Total Time: 30 mins
Preparation Time: 15 mins
Cook Time: 15 mins
Ingredients
- Servings: 4
- 4 tilapia fillets (1 1/4 to 1 1/2 pounds total)
- salt & freshly ground black pepper, to taste
- 1 teaspoon ground cumin (eyeball it)
- 1/2 teaspoon sweet paprika (eyeball it)
- 2 tablespoons extra virgin olive oil (divided use)
- 1 lime, juice of
- 1/2 medium red onion, chopped
- 1 jalapenos or 1 serrano pepper, seeded and finely chopped
- 2 -3 garlic cloves, finely chopped
- 8 -10 tomatillos, peeled and diced, with juice
- 6 ounces pale beer
- 2 tablespoons chopped fresh cilantro, a palmful, plus
- 3 -5 sprigs fresh cilantro, for garnish
Recipe
- season the tilapia on both sides with salt, pepper, cumin and paprika.

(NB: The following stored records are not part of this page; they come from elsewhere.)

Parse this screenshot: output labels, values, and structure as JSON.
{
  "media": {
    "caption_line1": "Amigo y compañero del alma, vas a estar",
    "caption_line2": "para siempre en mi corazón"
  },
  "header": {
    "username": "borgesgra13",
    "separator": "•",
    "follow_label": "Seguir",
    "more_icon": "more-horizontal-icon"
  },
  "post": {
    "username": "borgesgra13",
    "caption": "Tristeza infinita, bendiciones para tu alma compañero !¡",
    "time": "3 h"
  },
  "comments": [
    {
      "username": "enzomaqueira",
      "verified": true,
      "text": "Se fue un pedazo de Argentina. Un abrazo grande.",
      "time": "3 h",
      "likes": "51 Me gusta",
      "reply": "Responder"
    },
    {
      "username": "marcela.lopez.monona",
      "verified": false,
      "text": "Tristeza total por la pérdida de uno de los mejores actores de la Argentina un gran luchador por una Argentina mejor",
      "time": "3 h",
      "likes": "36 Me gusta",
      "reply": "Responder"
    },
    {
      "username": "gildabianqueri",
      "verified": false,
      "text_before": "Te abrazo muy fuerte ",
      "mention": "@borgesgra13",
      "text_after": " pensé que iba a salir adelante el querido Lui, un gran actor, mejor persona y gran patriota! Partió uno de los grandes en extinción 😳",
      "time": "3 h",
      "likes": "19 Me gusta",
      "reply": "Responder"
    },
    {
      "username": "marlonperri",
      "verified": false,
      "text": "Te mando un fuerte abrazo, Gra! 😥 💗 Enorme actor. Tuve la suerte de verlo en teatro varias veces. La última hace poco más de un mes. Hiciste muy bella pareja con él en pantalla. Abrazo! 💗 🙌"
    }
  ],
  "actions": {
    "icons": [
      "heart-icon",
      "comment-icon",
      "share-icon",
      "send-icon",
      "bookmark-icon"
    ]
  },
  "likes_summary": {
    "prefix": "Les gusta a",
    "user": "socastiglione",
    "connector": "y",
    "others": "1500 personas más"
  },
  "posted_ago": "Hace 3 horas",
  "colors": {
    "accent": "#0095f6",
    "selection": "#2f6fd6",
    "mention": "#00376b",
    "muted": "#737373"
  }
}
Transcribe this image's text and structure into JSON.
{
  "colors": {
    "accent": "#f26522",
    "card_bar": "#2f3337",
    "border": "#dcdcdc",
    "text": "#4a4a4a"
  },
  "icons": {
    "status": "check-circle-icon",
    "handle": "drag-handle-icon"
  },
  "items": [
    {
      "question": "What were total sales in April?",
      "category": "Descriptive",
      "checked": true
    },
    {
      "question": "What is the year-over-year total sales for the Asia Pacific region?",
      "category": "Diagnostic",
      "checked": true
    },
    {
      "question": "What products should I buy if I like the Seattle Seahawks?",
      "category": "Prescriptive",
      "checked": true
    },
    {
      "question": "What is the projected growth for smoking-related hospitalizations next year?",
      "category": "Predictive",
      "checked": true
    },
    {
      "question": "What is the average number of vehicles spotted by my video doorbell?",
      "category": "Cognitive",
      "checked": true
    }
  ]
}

- preheat a nonstick skillet over medium-high heat.
- add 1 tablespoon olive oil to the hot skillet and saute tilapia 3 minutes on each side, turning carefully with a thin spatula.
- squeeze the juice of half the lime over the fish, and transfer fillets to a warm serving platter.
- return the skillet to the stove over medium-high heat.
- add 1 tablespoon olive oil, red oniion, jalapeno and garlic, and saute 1 or 2 minutes, then add the tomatillos.
- season with salt and pepper and saute another 1 or 2 minutes.
- add the beer and the juice of the remaining lime half, and bring the sauce to a boil.
- reduce the heat to low and simmer 5 minutes.
- add cilantro, and adjust salt and pepper to taste.
- spoon hot tomatillo sauce over the fish and garnish with sprigs of cilantro.
- serve with rachael ray's avocados with creamy maque choux, if desired.